In his second reading speech promoting the Bill, Senator Brandis, Senator Brandis, also acknowledged that the 'bill delivers for small business in a number of important ways', and stated that he believed the bill had achieved the right balance between competing interests: 'the balance of promoting competition, consumers and small business.' Most commentators on the bill made some reference to the benefits of the bill in protecting small business.

 

Other amendments to s 46

Section 46(1) was amended to include the following passage (in italics): 'A corporation that has a substantial degree of power in a market shall not take advantage of that power in that or any other market for the purpose of ...' This was designed to ensure that 'leveraging' of market power into another market was captured (although this does not seem to have presented much of a problem in the past)

The following new provisions were also added:

(3A) In determining for the purposes of this section the degree of power that a body corporate or bodies corporate has or have in a market, the Court may have regard to the power the body corporate or bodies corporate has or have in that market that results from:

(a) any contracts, arrangements or understandings, or proposed contracts, arrangements or understandings, that the body corporate or bodies corporate has or have, or may have, with another party or other parties; and

(b) any covenants, or proposed covenants, that the body corporate or bodies corporate is or are, or would be, bound by or entitled to the benefit of.

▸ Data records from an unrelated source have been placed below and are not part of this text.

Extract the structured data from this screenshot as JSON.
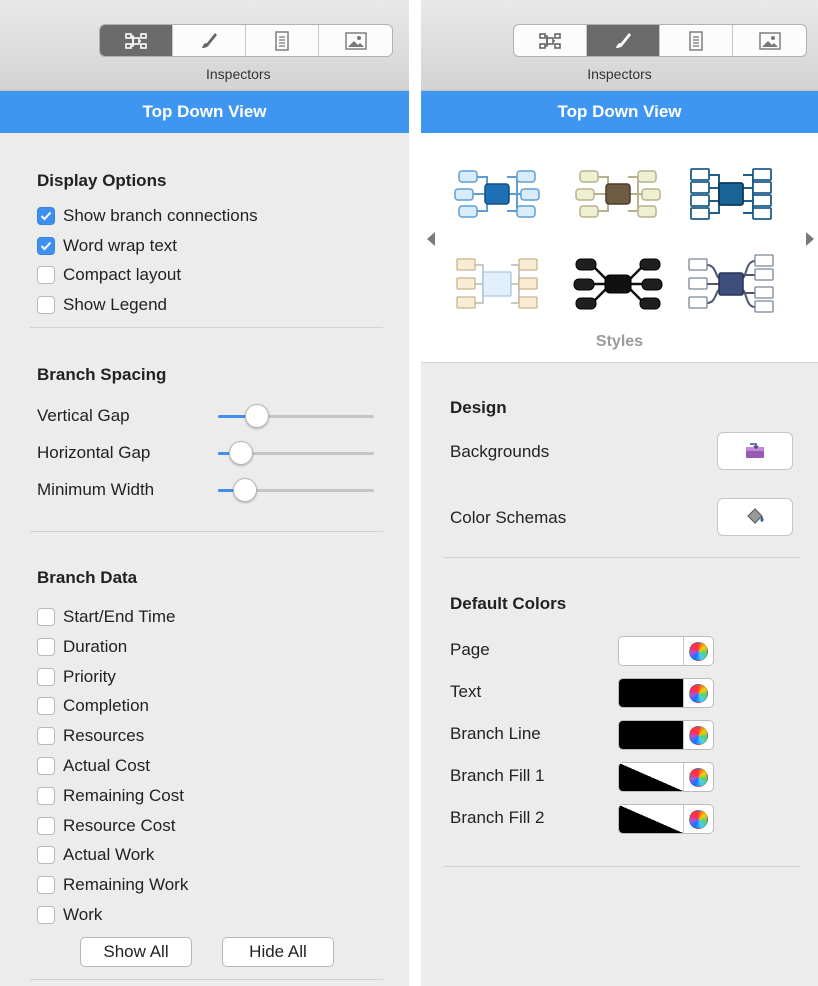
{
  "inspector": {
    "label": "Inspectors",
    "title": "Top Down View"
  },
  "left": {
    "display_options": {
      "title": "Display Options",
      "items": [
        {
          "label": "Show branch connections",
          "checked": true
        },
        {
          "label": "Word wrap text",
          "checked": true
        },
        {
          "label": "Compact layout",
          "checked": false
        },
        {
          "label": "Show Legend",
          "checked": false
        }
      ]
    },
    "branch_spacing": {
      "title": "Branch Spacing",
      "sliders": [
        {
          "label": "Vertical Gap",
          "value": 0.25
        },
        {
          "label": "Horizontal Gap",
          "value": 0.15
        },
        {
          "label": "Minimum Width",
          "value": 0.17
        }
      ]
    },
    "branch_data": {
      "title": "Branch Data",
      "items": [
        {
          "label": "Start/End Time",
          "checked": false
        },
        {
          "label": "Duration",
          "checked": false
        },
        {
          "label": "Priority",
          "checked": false
        },
        {
          "label": "Completion",
          "checked": false
        },
        {
          "label": "Resources",
          "checked": false
        },
        {
          "label": "Actual Cost",
          "checked": false
        },
        {
          "label": "Remaining Cost",
          "checked": false
        },
        {
          "label": "Resource Cost",
          "checked": false
        },
        {
          "label": "Actual Work",
          "checked": false
        },
        {
          "label": "Remaining Work",
          "checked": false
        },
        {
          "label": "Work",
          "checked": false
        }
      ],
      "show_all_label": "Show All",
      "hide_all_label": "Hide All"
    }
  },
  "right": {
    "styles": {
      "label": "Styles"
    },
    "design": {
      "title": "Design",
      "backgrounds_label": "Backgrounds",
      "color_schemas_label": "Color Schemas"
    },
    "default_colors": {
      "title": "Default Colors",
      "items": [
        {
          "label": "Page",
          "color": "#ffffff"
        },
        {
          "label": "Text",
          "color": "#000000"
        },
        {
          "label": "Branch Line",
          "color": "#000000"
        },
        {
          "label": "Branch Fill 1",
          "color": "#000000"
        },
        {
          "label": "Branch Fill 2",
          "color": "#000000"
        }
      ]
    }
  },
  "colors": {
    "accent": "#3f96f1",
    "checkbox": "#3f8ff0"
  }
}
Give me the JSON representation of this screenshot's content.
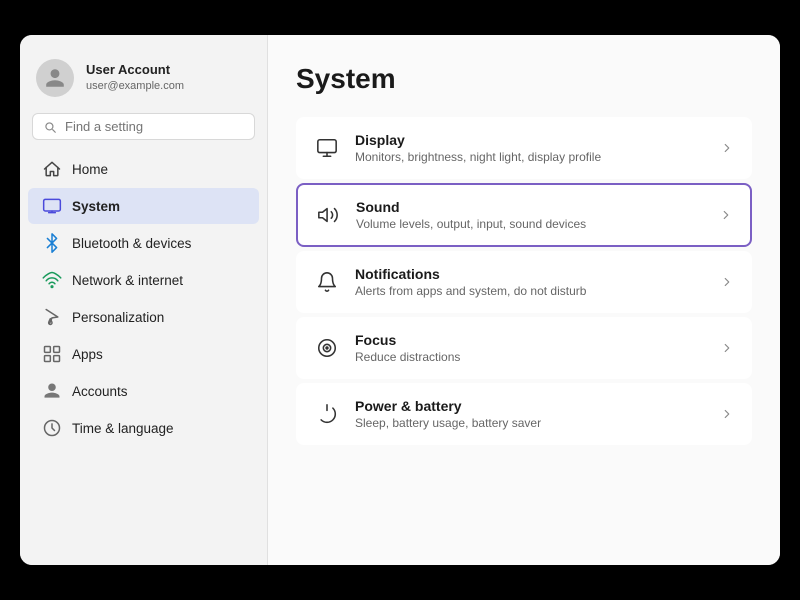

(3B) Subsections (3) and (3A) do not, by implication, limit the matters to which regard may be had in determining, for the purposes of this section, the degree of power that a body corporate or bodies corporate has or have in a market.

(3C) For the purposes of this section, without limiting the matters to which the Court may have regard for the purpose of determining whether a body corporate has a substantial degree of power in a market, a body corporate may have a substantial degree of power in a market even though:

(a) the body corporate does not substantially control the market; or

(b) the body corporate does not have absolute freedom from constraint by the conduct of:

(i) competitors, or potential competitors, of the body corporate in that market; or

(ii) persons to whom or from whom the body corporate supplies or acquires goods or services in that market.

(3D) To avoid doubt, for the purposes of this section, more than 1 corporation may have a substantial degree of power in a market.

...

(4A) Without limiting the matters to which the Court may have regard for the purpose of determining whether a corporation has contravened subsection (1), the Court may have regard to:

(a) any conduct of the corporation that consisted of supplying goods or services for a sustained period at a price that was less than the relevant cost to the corporation of supplying such goods or services; and

(b) the reasons for that conduct.

 

Commentary

The OECD Review of Regulatory Reform - Australia (2009) stated (at p 61):

It is questionable whether there is sufficient evidence to support a view that the general prohibition under Section 46 does not cater adequately for predatory pricing cases. In its current form, the new dedicated prohibition risks causing undue and unproductive uncertainty in the business sector about pricing decisions and may even have a 'chilling' effect on competitive behaviour; in particular in light of the replacement of the 'power' element with a 'share' element in the predatory pricing prohibition. The current government has been thwarted in the Parliament in its attempts to address these concerns. In light of this, the government should monitor this area and take advantage of future opportunities to remove at least the market share aspect of the Birdsville amendment when they arise.